Scope: the more specific, the less hassle

Scope is where things go wrong. “Build a website” and “design 5 pages, 2 rounds of revisions, source files delivered” are completely different promises. Break deliverables into a list:

  • Visual design for the home page + 4 inner pages
  • 2 rounds of revisions (extra rounds billed at $XXX each)
  • Figma source files delivered
  • Not included: copywriting, stock-image licensing, ongoing maintenance

That “not included” line is often worth more than the “included” one — it’s your basis for saying no to freebie requests later.

How to price it

  • Fixed-price gives the client certainty on total cost; good for well-defined work.
  • Hourly suits open-ended or changeable projects, but give an estimated range.
  • Don’t forget to fold in revision rounds, communication overhead, and subcontracting/materials.
  • Consider an “add-on menu” (rush fee, extra revisions) so potential scope expansion is priced up front.

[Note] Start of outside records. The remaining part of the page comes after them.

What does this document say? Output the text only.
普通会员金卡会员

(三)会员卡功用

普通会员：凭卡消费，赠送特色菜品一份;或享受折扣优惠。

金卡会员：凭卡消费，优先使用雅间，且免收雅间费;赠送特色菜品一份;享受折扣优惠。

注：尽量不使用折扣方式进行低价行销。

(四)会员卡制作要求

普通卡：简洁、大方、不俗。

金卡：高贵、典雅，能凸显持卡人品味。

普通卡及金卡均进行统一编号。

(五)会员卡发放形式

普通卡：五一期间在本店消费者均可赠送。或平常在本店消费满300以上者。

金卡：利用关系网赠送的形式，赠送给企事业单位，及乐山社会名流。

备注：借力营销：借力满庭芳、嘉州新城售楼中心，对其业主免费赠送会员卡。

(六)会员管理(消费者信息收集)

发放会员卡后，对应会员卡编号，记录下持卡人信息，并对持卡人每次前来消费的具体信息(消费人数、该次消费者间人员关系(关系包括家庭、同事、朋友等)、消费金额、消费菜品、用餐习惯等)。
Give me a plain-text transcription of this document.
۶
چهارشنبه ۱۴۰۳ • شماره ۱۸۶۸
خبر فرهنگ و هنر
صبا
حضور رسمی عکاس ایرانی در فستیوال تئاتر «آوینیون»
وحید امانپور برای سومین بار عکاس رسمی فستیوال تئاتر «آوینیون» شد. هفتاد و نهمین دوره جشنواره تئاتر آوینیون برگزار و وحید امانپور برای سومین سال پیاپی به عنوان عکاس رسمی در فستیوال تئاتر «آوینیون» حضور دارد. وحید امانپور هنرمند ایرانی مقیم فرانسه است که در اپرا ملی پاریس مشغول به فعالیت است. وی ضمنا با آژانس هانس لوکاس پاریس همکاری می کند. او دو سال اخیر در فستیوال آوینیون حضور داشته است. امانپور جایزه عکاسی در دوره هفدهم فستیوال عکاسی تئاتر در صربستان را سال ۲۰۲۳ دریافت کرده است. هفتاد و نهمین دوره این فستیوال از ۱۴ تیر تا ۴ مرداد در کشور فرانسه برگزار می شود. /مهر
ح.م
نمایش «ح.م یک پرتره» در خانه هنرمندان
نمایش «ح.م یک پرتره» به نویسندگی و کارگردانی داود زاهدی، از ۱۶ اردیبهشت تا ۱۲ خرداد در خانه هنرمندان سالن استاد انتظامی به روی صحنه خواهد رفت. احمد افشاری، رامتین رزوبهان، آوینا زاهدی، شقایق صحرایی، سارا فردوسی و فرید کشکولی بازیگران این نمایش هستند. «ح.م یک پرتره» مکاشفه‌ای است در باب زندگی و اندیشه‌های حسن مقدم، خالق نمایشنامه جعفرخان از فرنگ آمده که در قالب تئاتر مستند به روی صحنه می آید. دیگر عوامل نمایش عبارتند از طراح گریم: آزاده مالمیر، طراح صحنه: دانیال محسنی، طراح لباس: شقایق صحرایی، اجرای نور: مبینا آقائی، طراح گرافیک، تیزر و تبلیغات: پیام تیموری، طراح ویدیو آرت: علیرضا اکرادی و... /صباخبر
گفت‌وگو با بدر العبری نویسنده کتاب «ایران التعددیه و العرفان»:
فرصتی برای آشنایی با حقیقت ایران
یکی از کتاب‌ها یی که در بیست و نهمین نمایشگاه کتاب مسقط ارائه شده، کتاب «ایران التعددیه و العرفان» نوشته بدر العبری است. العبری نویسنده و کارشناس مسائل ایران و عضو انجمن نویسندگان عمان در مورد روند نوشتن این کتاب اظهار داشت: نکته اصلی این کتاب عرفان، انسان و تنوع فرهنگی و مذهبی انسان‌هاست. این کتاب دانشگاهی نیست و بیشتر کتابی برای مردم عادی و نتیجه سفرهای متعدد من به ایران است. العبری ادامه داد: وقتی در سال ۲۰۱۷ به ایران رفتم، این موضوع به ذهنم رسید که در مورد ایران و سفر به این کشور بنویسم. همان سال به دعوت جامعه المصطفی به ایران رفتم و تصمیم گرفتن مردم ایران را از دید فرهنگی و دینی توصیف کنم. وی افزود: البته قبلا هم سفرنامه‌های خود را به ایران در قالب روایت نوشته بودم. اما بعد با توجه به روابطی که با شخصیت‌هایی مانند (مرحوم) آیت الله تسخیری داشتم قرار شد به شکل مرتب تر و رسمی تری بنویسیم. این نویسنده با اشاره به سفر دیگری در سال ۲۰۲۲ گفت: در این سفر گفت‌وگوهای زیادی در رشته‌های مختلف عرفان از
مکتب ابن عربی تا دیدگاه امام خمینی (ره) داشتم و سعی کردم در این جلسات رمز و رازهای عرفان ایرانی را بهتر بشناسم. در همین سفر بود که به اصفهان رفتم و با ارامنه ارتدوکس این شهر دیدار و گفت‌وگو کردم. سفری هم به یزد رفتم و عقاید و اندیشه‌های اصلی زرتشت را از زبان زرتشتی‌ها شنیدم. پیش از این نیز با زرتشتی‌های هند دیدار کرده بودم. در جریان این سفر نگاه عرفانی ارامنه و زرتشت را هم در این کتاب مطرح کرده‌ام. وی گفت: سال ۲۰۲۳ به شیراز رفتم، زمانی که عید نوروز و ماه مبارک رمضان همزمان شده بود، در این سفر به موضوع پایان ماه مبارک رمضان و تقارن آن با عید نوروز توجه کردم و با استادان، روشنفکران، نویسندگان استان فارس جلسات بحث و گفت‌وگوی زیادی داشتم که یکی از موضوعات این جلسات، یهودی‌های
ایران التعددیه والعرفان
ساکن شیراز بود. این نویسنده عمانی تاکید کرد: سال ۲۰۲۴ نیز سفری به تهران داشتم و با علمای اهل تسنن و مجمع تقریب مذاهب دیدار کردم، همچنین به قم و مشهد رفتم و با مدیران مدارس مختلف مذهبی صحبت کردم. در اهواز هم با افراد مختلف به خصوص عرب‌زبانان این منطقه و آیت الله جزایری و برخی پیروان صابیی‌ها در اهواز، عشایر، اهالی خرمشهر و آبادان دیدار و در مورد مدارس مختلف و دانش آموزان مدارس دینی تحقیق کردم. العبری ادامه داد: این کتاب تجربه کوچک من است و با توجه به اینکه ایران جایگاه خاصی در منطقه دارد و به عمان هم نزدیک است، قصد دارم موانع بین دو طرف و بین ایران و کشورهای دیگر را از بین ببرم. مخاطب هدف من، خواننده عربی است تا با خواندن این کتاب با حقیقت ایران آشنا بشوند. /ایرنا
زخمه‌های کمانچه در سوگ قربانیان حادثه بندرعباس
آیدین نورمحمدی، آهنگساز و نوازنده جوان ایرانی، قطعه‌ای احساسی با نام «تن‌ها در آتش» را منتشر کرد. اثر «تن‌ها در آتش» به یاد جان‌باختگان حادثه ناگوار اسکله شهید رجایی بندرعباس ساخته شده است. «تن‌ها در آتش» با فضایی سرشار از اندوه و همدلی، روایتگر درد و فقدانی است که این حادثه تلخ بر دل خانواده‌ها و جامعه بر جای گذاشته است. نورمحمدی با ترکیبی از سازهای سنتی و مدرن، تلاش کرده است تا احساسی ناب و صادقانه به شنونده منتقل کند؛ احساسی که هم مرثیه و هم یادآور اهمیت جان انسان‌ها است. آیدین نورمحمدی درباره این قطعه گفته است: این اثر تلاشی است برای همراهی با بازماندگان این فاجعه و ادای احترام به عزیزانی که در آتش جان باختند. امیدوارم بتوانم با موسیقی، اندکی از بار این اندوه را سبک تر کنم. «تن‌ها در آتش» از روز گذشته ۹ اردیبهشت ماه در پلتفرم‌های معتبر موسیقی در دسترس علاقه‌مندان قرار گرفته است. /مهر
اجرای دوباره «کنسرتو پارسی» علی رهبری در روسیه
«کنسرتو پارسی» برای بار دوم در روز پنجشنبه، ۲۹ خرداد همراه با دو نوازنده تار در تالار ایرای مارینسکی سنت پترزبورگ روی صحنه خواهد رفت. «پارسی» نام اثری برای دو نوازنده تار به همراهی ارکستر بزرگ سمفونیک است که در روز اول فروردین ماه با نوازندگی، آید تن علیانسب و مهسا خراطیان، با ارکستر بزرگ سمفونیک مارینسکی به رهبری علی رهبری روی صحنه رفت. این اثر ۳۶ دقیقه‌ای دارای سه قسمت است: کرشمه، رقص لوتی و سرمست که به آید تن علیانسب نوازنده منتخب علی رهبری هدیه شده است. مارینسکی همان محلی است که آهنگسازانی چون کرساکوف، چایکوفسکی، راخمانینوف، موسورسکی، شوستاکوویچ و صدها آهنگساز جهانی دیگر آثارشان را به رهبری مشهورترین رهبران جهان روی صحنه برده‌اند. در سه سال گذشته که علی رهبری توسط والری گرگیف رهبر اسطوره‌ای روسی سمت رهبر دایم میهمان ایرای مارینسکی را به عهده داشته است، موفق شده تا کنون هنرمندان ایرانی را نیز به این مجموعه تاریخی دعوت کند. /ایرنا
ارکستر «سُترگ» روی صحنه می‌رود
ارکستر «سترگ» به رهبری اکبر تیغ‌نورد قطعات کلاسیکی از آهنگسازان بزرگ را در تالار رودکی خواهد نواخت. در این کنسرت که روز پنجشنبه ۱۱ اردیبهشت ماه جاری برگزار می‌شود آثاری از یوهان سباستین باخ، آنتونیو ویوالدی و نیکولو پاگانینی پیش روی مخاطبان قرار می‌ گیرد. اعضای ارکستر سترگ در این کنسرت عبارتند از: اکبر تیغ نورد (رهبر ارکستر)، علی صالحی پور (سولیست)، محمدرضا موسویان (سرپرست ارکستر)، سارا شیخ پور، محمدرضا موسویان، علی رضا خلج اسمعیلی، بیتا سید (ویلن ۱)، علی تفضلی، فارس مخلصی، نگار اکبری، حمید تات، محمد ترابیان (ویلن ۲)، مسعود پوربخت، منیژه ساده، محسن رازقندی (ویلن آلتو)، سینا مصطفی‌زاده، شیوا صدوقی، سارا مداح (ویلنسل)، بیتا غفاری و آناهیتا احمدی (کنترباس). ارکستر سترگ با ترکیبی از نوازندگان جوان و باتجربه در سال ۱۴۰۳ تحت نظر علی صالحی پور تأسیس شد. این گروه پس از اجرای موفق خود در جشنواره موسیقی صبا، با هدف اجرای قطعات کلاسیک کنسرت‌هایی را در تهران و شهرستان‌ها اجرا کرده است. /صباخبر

Quote → contract → getting paid

A quote usually has no legal force on its own — it’s an offer. Once the client accepts, turn the scope and payment terms into a proper contract, then invoice against it. The chain links up:

  1. Use the AI quote generator to break a brief into a clear scope + pricing;
  2. Once accepted, turn it into a contract with payment terms using the AI contract generator;
  3. Invoice on the contract’s milestones with the invoice generator;
  4. Chase anything overdue with the reminder templates.

Common mistakes

  • Lump sum only, no breakdown: no room to negotiate, and it looks opaque.
  • No validity period: your costs change; an old quote left open too long can burn you.
  • Skipping exclusions: this is the source of 90% of scope creep.
  • Verbal quotes: always put it in writing, even if it’s just an email.

Treat a quote as a tool for aligning expectations up front, not just a number. The clearer the scope, the stronger your footing when it’s time to get paid.